Il lavoro porta gli adulti, uomini e donne, fuori dalle mura domestiche ogni giorno, indipendentemente dal tipo di occupazione e dal tempo.
La maggioranza dei bambini crescono, arrancando tra nonni e babysitter, ludoteche e palestre, corsi d’inglese e di pattinaggio, ricongiungendosi ai genitori, spesso stanchi e distratti, solo in tarda serata e per poche ore.
Ma di cosa stiamo parlando?
Non si capisce bene perché debba sempre provocare così tanta soddisfazione il classico ditino bacchettone puntato addosso a un personaggio che, al contrario, dovrebbe suscitare solo ammirazione, oltretutto per dettagli intimi di cui non si conosce nulla.

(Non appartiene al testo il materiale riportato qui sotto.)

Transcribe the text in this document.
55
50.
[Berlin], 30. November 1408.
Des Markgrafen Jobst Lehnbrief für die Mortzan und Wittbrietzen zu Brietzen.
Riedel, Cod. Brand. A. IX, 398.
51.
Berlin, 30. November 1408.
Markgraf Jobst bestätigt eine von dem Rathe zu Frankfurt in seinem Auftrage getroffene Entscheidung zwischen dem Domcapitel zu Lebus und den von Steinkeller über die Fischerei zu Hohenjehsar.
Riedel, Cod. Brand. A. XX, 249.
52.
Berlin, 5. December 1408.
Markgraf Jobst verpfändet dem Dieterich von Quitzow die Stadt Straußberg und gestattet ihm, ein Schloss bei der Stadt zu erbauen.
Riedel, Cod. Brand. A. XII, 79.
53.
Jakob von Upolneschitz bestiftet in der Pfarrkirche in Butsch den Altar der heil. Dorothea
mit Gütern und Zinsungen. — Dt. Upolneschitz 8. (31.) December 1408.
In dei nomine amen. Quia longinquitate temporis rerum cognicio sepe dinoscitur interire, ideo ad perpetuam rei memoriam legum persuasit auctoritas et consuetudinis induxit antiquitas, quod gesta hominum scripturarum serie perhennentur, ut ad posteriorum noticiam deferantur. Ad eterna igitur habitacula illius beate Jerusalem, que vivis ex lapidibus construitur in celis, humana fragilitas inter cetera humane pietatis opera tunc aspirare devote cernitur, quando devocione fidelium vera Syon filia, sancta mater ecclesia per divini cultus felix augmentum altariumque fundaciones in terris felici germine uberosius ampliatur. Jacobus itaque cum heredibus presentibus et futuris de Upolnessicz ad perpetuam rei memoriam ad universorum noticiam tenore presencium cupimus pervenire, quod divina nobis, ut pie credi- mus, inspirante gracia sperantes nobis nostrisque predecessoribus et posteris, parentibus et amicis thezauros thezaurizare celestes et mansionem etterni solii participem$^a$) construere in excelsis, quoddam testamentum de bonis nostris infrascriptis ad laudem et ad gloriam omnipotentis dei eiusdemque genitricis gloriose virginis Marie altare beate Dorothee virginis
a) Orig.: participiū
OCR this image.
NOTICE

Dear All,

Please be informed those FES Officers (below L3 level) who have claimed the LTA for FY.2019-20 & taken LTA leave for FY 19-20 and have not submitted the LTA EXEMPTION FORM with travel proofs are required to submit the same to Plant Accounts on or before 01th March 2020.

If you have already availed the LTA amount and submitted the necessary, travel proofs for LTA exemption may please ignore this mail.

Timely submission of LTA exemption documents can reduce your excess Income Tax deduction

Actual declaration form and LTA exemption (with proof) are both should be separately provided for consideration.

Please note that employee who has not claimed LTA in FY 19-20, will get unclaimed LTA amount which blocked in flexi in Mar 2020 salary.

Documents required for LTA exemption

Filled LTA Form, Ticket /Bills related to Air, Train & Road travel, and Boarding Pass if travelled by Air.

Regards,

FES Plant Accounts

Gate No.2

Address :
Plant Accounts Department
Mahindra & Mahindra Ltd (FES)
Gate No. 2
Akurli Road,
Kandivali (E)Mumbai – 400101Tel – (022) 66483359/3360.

Tali individui che agitano così facilmente l’indice inquisitore, cercando il pelo nell’uovo, dovrebbero scivolare dai loro piedistalli, sui quali arroccano tutte le loro invidie e le loro frustrazioni, per osservare semplicemente l’essenziale.
E in questo caso specifico l’essenziale è che Kelsi e Dorian, al di là di qualsiasi assenza più o meno lunga, possiedono già la più evidente delle fortune: una mamma unica che per cinque mesi non sarà a casa, non farà la spesa e non racconterà loro le fiabe della buonanotte, ma che sarà impegnata a fare una cosa enorme: costruire la Storia.